Saturday, August 19, 2006

Kamandi: The Last Boy on Earth #29

Kamandi: The Last Boy on Earth #29, May 1975, National Periodical Publications
writer and penciller: Jack Kirby
inker and letterer: D. Bruce Berry

Let's talk the end of the world. A cheerful topic, no?

Still on the work retreat, but I had a half hour to read and review Kamandi, yet another Kirby classic. Like The Mighty Samson, Kamandi is stranded in a post-apocalyptic world of ruin, apparently run by tribes of intelligent apes.
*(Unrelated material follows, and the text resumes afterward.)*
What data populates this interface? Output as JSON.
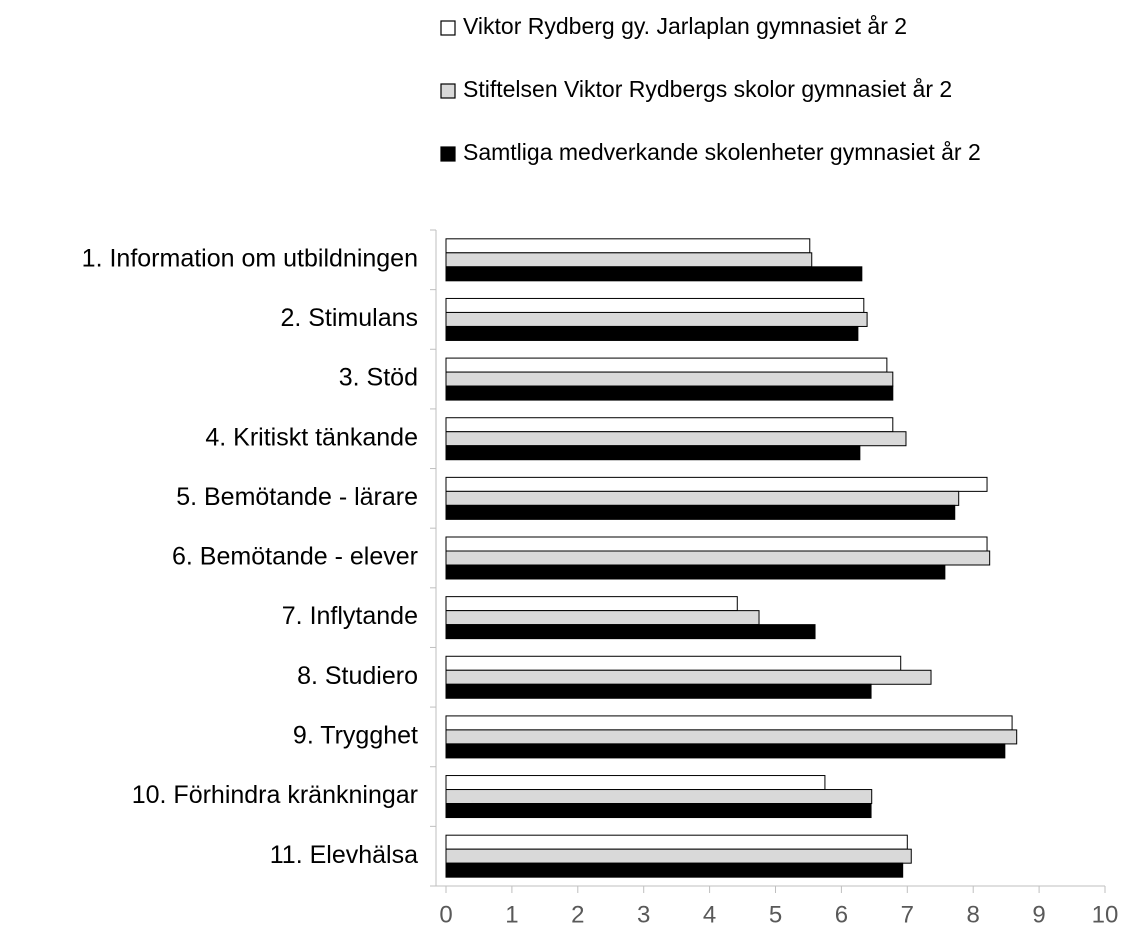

In this issue, Kamandi and his friend Ben Boxer encounter an ape clan dedicated to the memory of "the Mighty One," a hero from yesteryear that demonstrated great feats of strength and selflessness . . . oh, and that wore an "S" on his chest. The desperate believers dub Boxer their super man's reincarnated successor, and Kamandi encourages his friend to endure their tests to preserve the Mighty One's memory. Forced to dodge bullets and move a mighty boulder, dubbed the "daily planet," Boxer almost succeeds, until the threatened cult's leader reveals a certain super suit under their encampment and tries to claim the title once and for all. After a struggle, Kamandi vanquishes the power-hungry ape, and as victors, he and Boxer demand that the suit remain preserved until its true owner emerges from exile. In the end, the legend lives.

Like the allusions in Superman Returns, Kirby uses this narrative to boast about Superman's legacy in comics and pop culture. As a story, it's an enthralling homage and allegory, and perhaps the first of its kind. I enjoyed it, and with Back to the Future II playing on TBS in the background, I truly felt the effects of a hopeless future. The lesson: our need for heroes, especially in our darkest hour, often makes us heroes, as well -- perhaps even the heroes we longed for in the first place. It's no wonder I'm on a leadership retreat.

That's the joy and anomalous nature of this A Comic A Day challenge. Much of the material I read will be perceived through the context of my day, and how many comics can offer an insight into the big scheme of real life. Okay. Back to work.